Biaya Perang yang Sangat Besar
Strategi jangka panjang di balik eskalasi Israel baru-baru ini tidak jelas, dengan beberapa analis mencatat bahwa itu mungkin merupakan upaya untuk mengalihkan perhatian dari krisis politik internalnya sendiri dan memperbaiki reputasi militer di dalam negeri setelah perang berlarut-larut di Gaza yang gagal mencapai tujuan Israel, meskipun telah menewaskan lebih dari 40.000 warga Palestina.
Namun, analis memperingatkan bahwa perang darat tidak akan banyak memberikan manfaat politik bagi Israel, dan akan menimbulkan kerugian besar bagi warga sipil yang terjebak di tengah-tengahnya.
Di darat di Lebanon, mereka mencatat, Hizbullah tetap memiliki keunggulan taktis.
“Jika ada invasi darat Israel ke Lebanon, secara paradoks, Hizbullah dapat merasa bahwa mereka kembali ke ‘zona nyaman’ karena mereka terbiasa melawan invasi Israel, mereka tahu setiap desa di Lebanon selatan,” Karim Emile Bitar, seorang profesor hubungan internasional di Universitas St. Joseph di Beirut, mengatakan kepada Al Jazeera. “Mereka masih memiliki banyak pejuang yang siap untuk mencoba mengusir invasi Israel ini.”

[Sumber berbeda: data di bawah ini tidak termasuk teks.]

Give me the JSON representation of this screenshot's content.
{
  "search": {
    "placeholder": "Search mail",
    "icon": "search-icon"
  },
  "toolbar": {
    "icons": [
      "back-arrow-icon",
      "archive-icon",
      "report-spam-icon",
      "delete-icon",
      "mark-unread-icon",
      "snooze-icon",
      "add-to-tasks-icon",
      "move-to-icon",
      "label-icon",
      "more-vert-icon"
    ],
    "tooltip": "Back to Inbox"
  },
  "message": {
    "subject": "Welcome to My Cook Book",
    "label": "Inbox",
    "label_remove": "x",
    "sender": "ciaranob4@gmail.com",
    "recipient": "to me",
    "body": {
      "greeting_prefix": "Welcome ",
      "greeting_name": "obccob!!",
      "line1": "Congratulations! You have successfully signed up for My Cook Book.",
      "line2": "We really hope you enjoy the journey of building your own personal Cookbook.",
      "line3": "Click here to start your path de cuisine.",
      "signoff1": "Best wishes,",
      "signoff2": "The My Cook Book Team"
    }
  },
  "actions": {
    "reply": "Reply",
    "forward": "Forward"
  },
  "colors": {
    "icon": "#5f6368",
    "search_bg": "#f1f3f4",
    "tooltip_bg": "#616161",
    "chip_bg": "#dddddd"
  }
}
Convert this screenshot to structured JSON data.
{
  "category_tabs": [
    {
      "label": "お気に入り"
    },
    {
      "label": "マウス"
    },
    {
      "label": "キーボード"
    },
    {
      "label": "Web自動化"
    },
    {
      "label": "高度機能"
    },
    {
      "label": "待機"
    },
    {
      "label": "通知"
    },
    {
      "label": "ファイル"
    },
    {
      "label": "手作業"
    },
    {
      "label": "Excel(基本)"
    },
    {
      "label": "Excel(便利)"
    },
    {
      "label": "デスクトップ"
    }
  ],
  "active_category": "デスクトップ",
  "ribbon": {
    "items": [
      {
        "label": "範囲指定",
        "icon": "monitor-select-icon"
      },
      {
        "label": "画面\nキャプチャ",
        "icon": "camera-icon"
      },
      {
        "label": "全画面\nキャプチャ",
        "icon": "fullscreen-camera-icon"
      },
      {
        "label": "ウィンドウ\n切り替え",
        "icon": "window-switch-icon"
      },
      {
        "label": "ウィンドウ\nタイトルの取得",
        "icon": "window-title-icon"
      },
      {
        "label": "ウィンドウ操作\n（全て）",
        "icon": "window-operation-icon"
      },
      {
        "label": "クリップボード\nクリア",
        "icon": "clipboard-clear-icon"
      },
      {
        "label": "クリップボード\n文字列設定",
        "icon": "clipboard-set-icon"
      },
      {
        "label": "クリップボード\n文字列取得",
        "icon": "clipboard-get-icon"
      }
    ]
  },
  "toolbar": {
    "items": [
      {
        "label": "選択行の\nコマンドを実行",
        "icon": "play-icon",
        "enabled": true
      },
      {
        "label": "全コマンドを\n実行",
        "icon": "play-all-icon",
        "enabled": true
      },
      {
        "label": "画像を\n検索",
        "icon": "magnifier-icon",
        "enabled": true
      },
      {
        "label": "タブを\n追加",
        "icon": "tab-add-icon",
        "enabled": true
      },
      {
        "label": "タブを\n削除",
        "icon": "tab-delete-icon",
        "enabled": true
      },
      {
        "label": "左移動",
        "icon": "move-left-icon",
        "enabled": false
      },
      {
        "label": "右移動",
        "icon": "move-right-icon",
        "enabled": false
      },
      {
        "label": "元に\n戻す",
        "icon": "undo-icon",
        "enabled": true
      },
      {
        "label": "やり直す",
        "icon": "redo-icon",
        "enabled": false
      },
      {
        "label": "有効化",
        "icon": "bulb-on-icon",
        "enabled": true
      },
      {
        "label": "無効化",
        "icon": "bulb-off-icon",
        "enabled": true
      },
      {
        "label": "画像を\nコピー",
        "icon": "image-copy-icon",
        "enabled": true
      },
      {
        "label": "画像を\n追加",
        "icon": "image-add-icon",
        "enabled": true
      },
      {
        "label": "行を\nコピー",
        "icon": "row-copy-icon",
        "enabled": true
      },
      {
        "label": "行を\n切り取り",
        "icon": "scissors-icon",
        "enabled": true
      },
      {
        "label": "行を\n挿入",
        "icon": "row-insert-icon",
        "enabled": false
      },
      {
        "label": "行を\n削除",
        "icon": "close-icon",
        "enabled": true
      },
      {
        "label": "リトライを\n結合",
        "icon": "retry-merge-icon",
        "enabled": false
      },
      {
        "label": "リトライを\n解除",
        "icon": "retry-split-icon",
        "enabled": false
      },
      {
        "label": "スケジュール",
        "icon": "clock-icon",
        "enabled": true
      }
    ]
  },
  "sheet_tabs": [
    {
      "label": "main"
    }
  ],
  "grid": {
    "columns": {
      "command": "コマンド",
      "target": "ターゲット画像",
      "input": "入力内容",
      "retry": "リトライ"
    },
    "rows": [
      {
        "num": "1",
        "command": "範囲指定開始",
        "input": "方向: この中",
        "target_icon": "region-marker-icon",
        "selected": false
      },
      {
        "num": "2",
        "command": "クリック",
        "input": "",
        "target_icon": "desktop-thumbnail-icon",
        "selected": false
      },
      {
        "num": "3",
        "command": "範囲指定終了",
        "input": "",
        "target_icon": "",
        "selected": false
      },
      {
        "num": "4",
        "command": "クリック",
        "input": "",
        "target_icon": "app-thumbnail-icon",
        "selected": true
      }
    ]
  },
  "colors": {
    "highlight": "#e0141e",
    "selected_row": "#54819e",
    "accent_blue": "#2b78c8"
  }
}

Kerugian manusia yang sangat besar dari serangan udara Israel — jumlah korban tewas tertinggi sejak perang saudara Lebanon (1975-90) — telah memberi Israel “keunggulan dalam perang psikologis”, tambah Bitar. Namun, hal itu dapat berubah dengan invasi darat, di mana Israel kemungkinan akan mengalami korban yang signifikan.
“Sejauh ini, mereka telah berhasil mencapai beberapa tujuan mereka, yang jelas dengan mengorbankan tragedi kemanusiaan bagi warga sipil Lebanon,” katanya. “Jika mereka memutuskan untuk melancarkan invasi darat, hasilnya akan sangat berbeda, dan mereka mungkin akan mengalami kerugian yang signifikan karena meskipun Hizbullah telah dilemahkan, Hizbullah masih memiliki kapasitas untuk menimbulkan kerugian bagi Israel.”
Apakah pejabat Israel benar-benar mempersiapkan diri untuk invasi atau hanya meningkatkan ancaman mereka untuk melakukan invasi — sambil terus melakukan serangan udara tanpa henti di Lebanon — tujuan mereka tampaknya adalah untuk memaksa Hizbullah agar menyerah pada tuntutan Israel atau menanggapi dengan cara yang memberi Israel dalih untuk melakukan serangan lebih lanjut.
Sejauh ini, tidak ada skenario yang terwujud.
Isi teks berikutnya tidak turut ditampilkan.